Six boys scanned the yard from late afternoon until dusk. They walked with their heads down, six pairs of eyes scoured the not-yet-green grass. Each step bore silent anticipation, nervous chatter bubbled up around their listening.
When the metal detector beeped, they cheered and rallied around, shovel in hand. Not-yet-green turned muddy brown as they dug holes haphazardly throughout the yard.
Holes, all through the yard; potholes, ankle-twisting pits, mower-wheel-swallowing craters.
That night, after getting groceries and returning a movie while listening to a radio talk show dissect presidential politics, my husband arrived home agitated. He was in a state as he filled me in on the groceries, the politics, the hole situation. The way he talked, our yard was a war zone, the site of asteroid and comet landings, a grand canyon of potential grass laid to waste by six boys and one shovel.
It was dark out, I had no way to confirm or deny, so I accepted his wild eyed assessment at face value. Holes, everywhere. And politics on the radio on top of it all.
We complained about our ruined lawn and ruined country, feeling old beyond our years and went to bed early. But in the dark, our minds raced and nerves jangled.
I opened the door to the bathroom closet today and found laundry piled knee deep.
I shut the door tight and left the room.
All day that pile grew in my mind’s eye – waist deep, chest deep, until I was drowning in it. Add to it the pile a mile wide in the twins’ room, the remains of the stomach bug laundry waiting to be folded and there’s nearly enough laundry, I’m sure, to fill in a good many of the holes in our yard.

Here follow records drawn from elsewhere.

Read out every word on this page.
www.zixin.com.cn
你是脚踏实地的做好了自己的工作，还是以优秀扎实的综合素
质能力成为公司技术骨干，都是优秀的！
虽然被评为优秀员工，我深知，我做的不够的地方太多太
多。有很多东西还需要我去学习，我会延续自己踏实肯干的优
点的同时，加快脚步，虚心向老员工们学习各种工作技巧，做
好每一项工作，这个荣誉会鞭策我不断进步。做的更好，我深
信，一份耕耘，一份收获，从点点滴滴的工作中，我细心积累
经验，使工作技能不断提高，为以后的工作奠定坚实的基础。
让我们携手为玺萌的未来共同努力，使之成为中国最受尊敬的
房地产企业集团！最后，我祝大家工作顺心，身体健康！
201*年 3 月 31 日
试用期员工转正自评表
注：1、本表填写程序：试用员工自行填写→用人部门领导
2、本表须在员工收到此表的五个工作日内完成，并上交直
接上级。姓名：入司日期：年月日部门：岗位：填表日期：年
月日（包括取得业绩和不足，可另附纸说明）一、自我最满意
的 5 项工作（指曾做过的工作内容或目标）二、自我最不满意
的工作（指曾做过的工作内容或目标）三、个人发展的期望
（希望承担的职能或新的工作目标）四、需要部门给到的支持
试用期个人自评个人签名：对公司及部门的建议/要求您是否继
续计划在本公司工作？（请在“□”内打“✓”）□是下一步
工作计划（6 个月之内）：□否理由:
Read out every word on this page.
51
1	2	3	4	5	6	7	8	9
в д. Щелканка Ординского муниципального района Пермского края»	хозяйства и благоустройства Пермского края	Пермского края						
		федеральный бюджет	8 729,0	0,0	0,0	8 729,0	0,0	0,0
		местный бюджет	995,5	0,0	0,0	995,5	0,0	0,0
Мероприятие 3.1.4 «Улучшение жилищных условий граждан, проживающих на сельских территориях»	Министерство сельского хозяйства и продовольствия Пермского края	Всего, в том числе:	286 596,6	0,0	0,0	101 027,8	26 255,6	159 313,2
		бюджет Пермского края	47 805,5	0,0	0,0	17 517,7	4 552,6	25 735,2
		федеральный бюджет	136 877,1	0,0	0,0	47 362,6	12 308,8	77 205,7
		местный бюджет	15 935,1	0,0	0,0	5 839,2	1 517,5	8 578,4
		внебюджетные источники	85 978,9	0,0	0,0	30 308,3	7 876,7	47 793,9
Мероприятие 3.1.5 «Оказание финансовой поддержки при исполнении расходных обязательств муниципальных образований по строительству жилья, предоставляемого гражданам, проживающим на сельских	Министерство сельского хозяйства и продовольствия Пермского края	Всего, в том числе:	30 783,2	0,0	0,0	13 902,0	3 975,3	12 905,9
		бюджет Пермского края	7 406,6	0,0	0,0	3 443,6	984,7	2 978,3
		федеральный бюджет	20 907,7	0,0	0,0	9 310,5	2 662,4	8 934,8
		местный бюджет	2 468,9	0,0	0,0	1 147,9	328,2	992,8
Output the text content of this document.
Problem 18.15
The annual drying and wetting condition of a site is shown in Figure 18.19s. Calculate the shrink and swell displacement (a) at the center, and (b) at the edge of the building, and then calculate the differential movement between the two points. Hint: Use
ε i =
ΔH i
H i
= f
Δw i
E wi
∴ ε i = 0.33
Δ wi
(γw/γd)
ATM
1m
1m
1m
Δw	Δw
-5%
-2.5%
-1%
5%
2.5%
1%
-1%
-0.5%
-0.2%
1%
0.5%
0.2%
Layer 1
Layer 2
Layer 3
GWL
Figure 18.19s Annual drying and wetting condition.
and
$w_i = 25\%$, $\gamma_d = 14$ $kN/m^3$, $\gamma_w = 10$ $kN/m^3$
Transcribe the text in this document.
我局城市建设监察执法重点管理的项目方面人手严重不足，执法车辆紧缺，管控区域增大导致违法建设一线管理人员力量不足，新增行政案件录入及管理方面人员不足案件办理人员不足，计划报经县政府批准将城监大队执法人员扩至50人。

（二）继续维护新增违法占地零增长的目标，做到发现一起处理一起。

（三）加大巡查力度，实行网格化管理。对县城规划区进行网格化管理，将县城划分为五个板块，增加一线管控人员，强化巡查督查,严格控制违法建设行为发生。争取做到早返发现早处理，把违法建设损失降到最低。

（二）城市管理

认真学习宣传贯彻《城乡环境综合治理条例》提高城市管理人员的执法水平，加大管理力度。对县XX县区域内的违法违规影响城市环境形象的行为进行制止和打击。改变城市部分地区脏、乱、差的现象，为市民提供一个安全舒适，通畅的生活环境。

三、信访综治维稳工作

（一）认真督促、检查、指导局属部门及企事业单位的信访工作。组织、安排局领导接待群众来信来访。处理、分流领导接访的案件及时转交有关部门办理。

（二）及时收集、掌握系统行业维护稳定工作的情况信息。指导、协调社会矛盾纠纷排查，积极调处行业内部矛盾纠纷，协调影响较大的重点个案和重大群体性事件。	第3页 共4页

Something about those holes and the laundry remind me of the dead mums I wrote about on Monday. Last fall they were a riot of burnt orange and red, waving their hands in the air all along the side of the little house. But then cold weather came and they died back. Flowers rotted, leaves shriveled, curled, brown until all that remained were the ugly husks. Those bare, brown bones rattled at me all winter long, untidy, a reminder of unfinished business and I stared back at them from the kitchen window. There was no door to shut on them.
At the first whiff of warm air and sunshine, I marched out to attack the brittle branches like they were my mortal enemy. I cut my hands on them, eager for the pleasure of their demise. Take that, mums! I snapped and twisted, conquering one small corner of disorder as if its tidying might hold the key to life.
Mid-twist, though, I noticed what hid at the base of each frail and failing branch – small, ruffled, green leaves, the beginnings of next year’s joyful riot. Here I was, like those boys, finding treasure in the dirt (minus a hole, of course). I continued to twist and break, more respectfully now, looking no longer to rid us of the dead, but looking for signs of life.
The morning after hole-mageddon, I looked at it from a different angle and with new eyes I saw more than holes. I saw my son excited to impress boys his own age, thrilled to have an awesome toy for once, to be the envy, the star with a shovel in hand. I saw the treasure in his delight and it made the holes less glaring. Walking outside later in the day I was surprised to find most of the yard still intact. It would take six boys more than one evening to dig up two acres of land.
There’s so much to fear, so much to overwhelm in this life. The bones of things unfinished rattle at us, hard work is easily undone and more hard work awaits. This is so very true. Fear looms large at night, in winter, in the mud-before-spring season of despair.
Do not despair, little ones.
God is always doing something new, do you not perceive it?
Go dig a hole. Tend your garden.
Do not believe fear's whisper in the night.
The good work of our hands, the feel of the earth between our fingers, the labors of love for a household, these all remind us - treasure is buried everywhere. Even, maybe, at the bottom of the laundry pile.
Open the door, dig deep, look again, always. Treasure is buried everywhere. Do not despair.